Satış Nasıl Yapıldı?
Aynı dönemde Merkez Bankasının döviz ihalelerinde bu tutara rastlamıyoruz. Peki bu dövizin satışı nasıl yapıldı? Merkez Bankasının şeffaflığına uymayan arka bahçe kısmı burada başlıyor. Merkez Bankası elindeki dövizleri kamu bankaları aracılığıyla satarken brüt rezervlerdeki düşüşü gizlemek için swap işlemlerine hız veriyor. Böylece bankaların elindeki dövizi borç olarak alıp karşılığında TL veriyor.
Bu sayede satılan USD sanki kasaya geri dönmüş gibi gösterilirken, aldığı dövizi tekrar kamu bankaları aracılığıyla satıp bir döngüye girmiş oluyor.
Yukarıda gördüğünüz tabloda ise 128 Milyar USD’nin 33 Milyar USD’lik kısmının 2019 yılında 95 Milyar USD’lik kısmının ise 2020 yılında eksildiğini görüyoruz. 2019 yılında başlayan ve hükümetin iç siyasette başarı kazanmak uğruna piyasalara savaş açıp arka bahçeden yaptığı döviz satışlarının sonucunda 102 Milyar USD’lik rezerv berhava olmuş durumda.

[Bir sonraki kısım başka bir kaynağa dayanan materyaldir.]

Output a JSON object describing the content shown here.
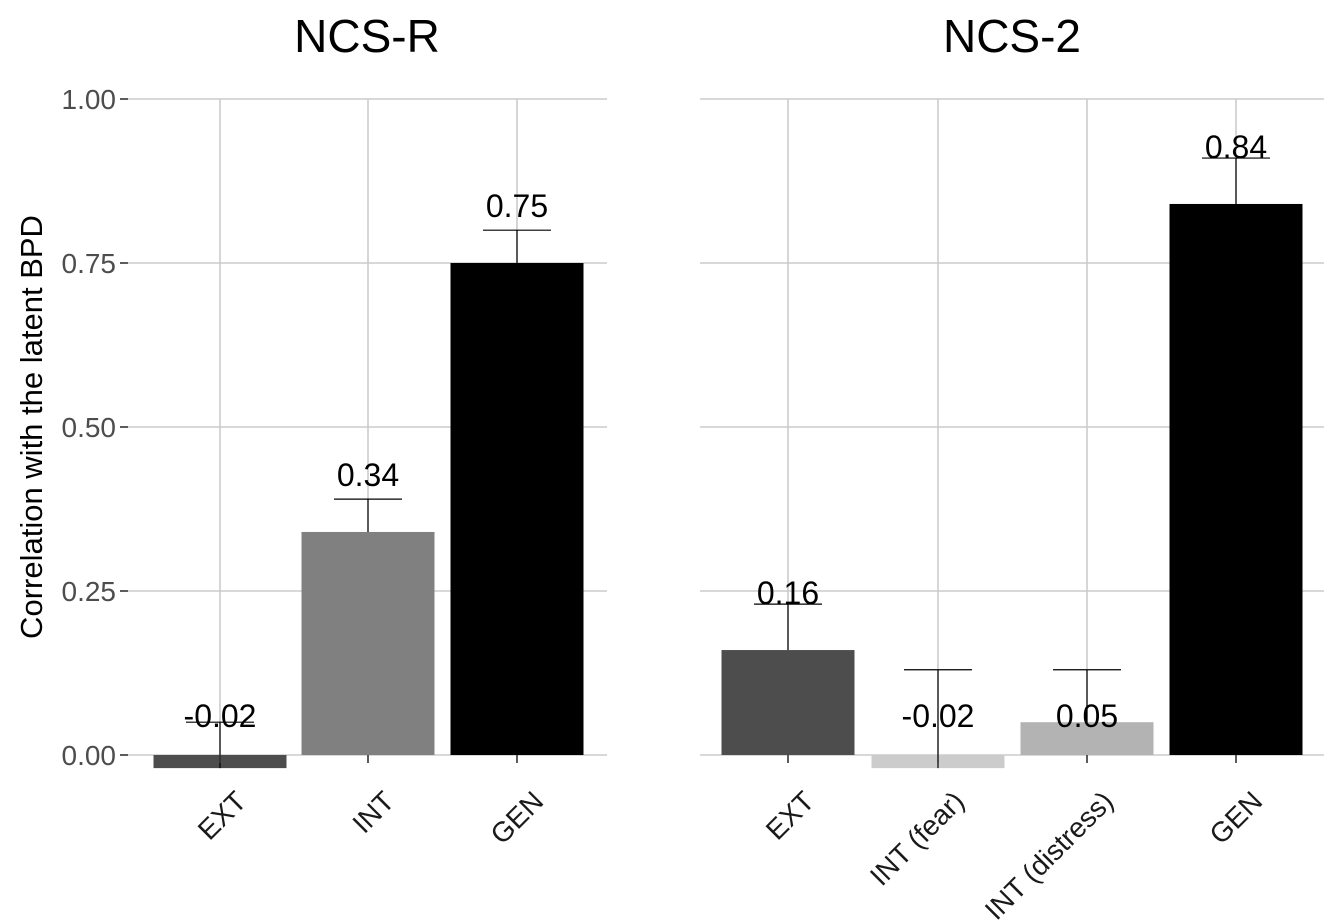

Kalan 25-26 Milyar USD ise reeskontlarla Merkez Bankası’na gelmesi gereken döviz miktarı olarak görülmekte.
Bunun dışında kamu bankalarının USD’nin yükseliş trendini kırmak için kendi kasalarındaki yaklaşık 12 milyar USD’lik satışı var. Tabi bu satışlar da görev zararı olarak hazineye fatura ediliyor. Yani kamunun sırtına binen 140 milyar USD’lik bir açık görüyoruz. İktidar, arka bahçeden yapılan oyunları saklamada başarılı olamadı. Fakat kendinden sonraki iktidar için arka bahçede kazılmış büyük bir çukur bıraktı.